Avec un regard condescendant et dégoûté, Sigrid examine les piles de livres et de papiers qui envahissent la pièce. Des classeurs remplis de documents traînent un peu partout et forment une sorte de bordel organisé. Il est vrai que Gustaaf n’était jamais très friand de ménage, mais Annekee a fini par s’habituer à ce chaos méthodique. Si elle a besoin de trouver quelque chose dans une pile, elle le fait sans problème.

— Je ne veux pas aller à Amsterdam, Annekee assène alors, et Sigrid se retourne pour faire face à la plus jeune de ses filles. J’adore vivre ici. Je vais aller à l’Université de Utrecht bientôt et—

— Donc j’imagine que tu pourras subvenir à tes dépenses toute seule ? Sigrid déclara, les sourcils arqués avec malice.

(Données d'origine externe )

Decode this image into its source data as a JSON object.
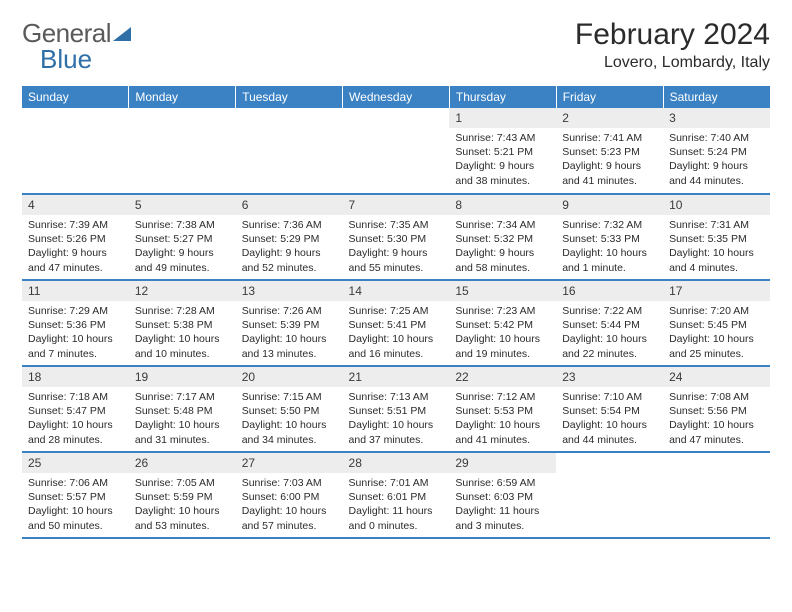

Elle est parfaitement consciente que son ex-mari a légué un gros héritage à Annekee. Et elle sait aussi qu’elle ne pourra pas y toucher avant ses vingt-et-un ans ; dans trois ans. C’est impossible pour Annekee de réunir assez d’argent pour payer à la fois les frais universitaires d’une des écoles les plus chères du pays, et la maison. Même si elle travaille à côté, c’est une tâche infaisable. Annekee baisse la tête en sentant de nouvelles larmes arriver. Elle a enterré son père seulement la semaine dernière, et l’argent est le dernier sujet de conversation qu’elle souhaite avoir.

— Tu peux vivre avec moi ? Jantje propose, essayant de remonter le moral de son amie. On devrait partager une chambre toutes les deux, mais ça pourrait le faire.

— Annekee viendra à Amsterdam avec moi, point, Sigrid l’interrompt, catégorique, et elle commence déjà à composer d’autres numéros de téléphone.

Annekee ne veut pas entendre ses conversations téléphoniques, alors elle monte dans la chambre de Gustaaf. Jantje reste dans le salon, comprenant que son amie a besoin d’un peu d’espace. Quand elle est enfin seule, Annekee laisse tout exploser. Son corps entier tremble, ses sanglots éclatent alors qu’elle se laisse retomber sur le lit de son père. Elle tient fermement les draps encore emplis de son odeur entre ses mains, et ses pleurs se transforment en hurlements. Son coeur est en train de se briser, sa gorge s’enroue en l’espace de quelques secondes, ses larmes mouillent les oreillers. Elle vient de perdre la personne la plus importante de sa vie, la maison dans laquelle elle a grandi, tous ses repères.

Elle se roule alors en boule, laissant la douleur l’envahir.